“Yes, sir,” replied the man. “Young Mr. Falconer is driving Miss Beverley down to Hastings. They’re lunching at the Queen’s.”

“You’re sure?”

“Quite sure, sir,” was the reply, whereupon the stranger placed a Treasury note into the hand of his informant.

Then, re-entering a taxi in which he had been seated, apparently watching Falconer drive out Mrs. Beverley’s car, he sped along to a garage in Knightsbridge, where another large open car awaited him, and even before Sylvia and her lover had left Upper Brook Street the mysterious watcher was well on his way out of London.
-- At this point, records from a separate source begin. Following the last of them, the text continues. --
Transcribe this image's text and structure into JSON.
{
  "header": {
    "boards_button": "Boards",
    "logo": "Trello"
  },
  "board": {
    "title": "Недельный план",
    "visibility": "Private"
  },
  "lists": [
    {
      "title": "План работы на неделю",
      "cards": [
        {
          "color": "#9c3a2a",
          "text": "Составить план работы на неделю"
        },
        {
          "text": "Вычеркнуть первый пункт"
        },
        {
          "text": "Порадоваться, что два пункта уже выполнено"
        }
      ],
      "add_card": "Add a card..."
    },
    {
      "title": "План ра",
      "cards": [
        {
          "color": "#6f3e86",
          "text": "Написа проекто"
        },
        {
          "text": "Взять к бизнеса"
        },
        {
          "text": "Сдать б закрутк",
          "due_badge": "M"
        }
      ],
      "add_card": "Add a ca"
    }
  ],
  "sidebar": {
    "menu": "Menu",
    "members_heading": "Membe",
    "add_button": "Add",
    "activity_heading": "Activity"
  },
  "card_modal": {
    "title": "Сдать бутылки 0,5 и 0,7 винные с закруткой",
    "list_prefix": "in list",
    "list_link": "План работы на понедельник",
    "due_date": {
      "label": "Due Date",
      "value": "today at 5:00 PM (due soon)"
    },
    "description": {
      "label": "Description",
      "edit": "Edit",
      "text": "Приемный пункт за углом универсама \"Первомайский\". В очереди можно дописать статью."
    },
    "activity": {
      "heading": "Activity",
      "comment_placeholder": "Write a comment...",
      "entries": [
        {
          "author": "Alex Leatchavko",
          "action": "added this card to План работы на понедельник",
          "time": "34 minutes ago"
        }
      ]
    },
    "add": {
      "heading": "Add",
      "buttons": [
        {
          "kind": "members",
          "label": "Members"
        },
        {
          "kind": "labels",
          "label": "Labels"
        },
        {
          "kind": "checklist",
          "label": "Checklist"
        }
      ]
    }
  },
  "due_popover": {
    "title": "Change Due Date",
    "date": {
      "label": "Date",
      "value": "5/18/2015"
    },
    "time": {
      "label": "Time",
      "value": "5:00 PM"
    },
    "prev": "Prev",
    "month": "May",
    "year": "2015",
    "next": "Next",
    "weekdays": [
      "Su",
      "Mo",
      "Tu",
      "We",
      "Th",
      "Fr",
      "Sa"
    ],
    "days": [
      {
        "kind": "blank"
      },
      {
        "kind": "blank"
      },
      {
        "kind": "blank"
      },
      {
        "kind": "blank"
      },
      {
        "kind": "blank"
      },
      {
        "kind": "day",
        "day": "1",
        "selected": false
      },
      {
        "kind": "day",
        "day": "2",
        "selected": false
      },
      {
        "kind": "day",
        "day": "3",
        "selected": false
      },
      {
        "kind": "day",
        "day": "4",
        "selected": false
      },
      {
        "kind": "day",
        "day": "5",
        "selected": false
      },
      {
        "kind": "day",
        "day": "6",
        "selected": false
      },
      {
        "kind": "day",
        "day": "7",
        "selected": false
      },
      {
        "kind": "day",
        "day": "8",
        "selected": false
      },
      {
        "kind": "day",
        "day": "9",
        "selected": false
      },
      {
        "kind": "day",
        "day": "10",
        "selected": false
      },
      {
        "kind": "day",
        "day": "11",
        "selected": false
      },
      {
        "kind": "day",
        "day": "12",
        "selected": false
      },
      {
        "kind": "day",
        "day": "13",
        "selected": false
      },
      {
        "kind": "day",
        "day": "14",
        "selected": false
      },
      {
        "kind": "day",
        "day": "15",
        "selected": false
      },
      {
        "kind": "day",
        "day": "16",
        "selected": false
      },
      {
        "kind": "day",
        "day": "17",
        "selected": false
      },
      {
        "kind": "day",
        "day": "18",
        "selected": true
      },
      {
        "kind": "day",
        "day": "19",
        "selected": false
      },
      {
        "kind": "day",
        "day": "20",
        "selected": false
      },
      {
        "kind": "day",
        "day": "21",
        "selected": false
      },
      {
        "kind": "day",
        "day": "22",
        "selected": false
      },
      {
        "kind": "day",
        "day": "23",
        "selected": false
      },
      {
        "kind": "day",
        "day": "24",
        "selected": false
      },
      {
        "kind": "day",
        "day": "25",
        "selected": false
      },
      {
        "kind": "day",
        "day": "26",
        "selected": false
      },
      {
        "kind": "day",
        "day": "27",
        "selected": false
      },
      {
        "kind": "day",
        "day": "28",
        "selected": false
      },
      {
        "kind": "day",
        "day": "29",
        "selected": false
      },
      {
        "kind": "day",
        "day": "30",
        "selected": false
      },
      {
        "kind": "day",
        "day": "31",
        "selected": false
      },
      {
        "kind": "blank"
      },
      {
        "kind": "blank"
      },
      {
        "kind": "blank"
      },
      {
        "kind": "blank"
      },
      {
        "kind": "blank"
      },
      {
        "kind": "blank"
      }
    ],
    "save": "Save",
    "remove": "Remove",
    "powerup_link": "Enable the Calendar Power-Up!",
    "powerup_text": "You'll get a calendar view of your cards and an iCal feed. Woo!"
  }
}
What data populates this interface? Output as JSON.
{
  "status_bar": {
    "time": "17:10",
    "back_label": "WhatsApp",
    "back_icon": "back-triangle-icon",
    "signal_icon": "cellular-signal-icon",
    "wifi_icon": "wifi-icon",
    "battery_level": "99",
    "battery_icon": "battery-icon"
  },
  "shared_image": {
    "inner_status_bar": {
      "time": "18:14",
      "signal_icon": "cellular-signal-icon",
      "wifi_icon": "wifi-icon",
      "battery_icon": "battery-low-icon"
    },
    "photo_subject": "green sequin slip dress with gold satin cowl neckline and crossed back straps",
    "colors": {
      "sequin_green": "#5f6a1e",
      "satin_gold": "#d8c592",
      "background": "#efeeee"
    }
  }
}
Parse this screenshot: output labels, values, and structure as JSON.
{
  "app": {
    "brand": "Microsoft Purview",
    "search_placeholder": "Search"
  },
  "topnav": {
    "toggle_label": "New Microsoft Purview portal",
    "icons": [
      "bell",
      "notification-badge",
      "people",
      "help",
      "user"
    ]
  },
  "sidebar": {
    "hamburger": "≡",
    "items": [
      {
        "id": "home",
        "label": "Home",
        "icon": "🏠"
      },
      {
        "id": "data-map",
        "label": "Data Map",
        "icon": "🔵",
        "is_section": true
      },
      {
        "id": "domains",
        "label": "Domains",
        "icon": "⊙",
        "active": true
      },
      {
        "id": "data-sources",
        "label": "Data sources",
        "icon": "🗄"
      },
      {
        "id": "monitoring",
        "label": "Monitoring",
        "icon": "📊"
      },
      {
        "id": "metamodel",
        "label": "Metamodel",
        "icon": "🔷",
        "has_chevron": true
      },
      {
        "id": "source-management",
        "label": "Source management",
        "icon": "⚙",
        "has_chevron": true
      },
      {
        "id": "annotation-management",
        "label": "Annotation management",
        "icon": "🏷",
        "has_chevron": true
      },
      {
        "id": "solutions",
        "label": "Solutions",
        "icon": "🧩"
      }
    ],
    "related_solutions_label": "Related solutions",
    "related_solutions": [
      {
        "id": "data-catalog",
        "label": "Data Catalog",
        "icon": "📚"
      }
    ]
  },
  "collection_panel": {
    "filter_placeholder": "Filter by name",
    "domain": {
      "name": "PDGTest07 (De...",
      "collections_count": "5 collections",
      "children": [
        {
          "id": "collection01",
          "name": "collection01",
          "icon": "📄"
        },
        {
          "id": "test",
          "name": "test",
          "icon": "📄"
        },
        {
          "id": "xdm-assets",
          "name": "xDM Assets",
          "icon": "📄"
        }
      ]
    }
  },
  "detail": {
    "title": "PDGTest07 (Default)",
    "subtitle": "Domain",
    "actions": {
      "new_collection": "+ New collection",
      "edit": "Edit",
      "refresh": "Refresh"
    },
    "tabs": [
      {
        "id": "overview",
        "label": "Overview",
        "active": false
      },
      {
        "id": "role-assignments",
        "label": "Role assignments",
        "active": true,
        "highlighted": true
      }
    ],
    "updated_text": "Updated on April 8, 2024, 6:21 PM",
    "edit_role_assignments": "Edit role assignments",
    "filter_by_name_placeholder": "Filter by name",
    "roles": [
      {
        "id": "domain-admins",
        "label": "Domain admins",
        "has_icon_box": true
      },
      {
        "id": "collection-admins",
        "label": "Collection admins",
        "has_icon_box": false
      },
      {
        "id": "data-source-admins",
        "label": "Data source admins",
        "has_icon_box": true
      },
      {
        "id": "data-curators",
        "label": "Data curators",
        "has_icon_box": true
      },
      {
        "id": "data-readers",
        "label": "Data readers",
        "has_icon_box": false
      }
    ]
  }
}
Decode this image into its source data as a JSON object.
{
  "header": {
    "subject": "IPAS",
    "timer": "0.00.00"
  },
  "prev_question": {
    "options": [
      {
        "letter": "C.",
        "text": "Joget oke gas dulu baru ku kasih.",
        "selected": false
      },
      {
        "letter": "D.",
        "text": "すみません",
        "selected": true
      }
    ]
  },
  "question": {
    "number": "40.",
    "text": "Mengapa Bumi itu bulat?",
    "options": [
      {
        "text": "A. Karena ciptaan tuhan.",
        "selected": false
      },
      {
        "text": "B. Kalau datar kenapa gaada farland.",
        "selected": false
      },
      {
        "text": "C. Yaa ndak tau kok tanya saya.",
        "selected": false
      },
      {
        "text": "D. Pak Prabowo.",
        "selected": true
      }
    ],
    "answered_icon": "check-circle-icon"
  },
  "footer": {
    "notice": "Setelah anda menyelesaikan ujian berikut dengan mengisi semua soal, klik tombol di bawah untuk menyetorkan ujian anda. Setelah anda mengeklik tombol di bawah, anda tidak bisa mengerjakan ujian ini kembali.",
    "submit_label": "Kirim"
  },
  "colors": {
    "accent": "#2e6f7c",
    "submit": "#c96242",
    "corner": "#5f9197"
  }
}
The day was a lovely one in early autumn, and the drive through Kent was delightful. Geoffrey and Sylvia came along the sea-front at St. Leonard’s just before noon, and, continuing, pulled up at the back entrance of the Queen’s Hotel, where they ordered lunch. Then, after a wash, they strolled out into the autumn sunshine beside the sea.

As they left by that door with its wide glass porch which leads out upon the terrace before the sea, they passed a man seated in one of the wicker lounge chairs, smoking a good cigar.

He was the mysterious individual who had been so keen to ascertain the destination of the pair. But as they passed he was gazing thoughtfully out upon the sea, taking no notice of them.

After they had gone along towards the Pier, he returned to the lounge, where he scribbled a telegram. Having done so, he apparently desired to alter it, so he tore it into tiny fragments, half of which he tossed into the waste-paper basket, and the other half he placed in the pocket of his grey tweed jacket. That action showed him first to be a man of method, and secondly that the message was one which he did not wish to be read by anyone who might perhaps be watching.

He wrote a second telegram, and that he took across to the post-office and dispatched.

Later, when Geoffrey and Sylvia, having eaten their luncheon in the big upstairs room, had descended to the little lounge on the terrace to take their coffee, they found the same man there, smoking a cigar in the same abstracted manner.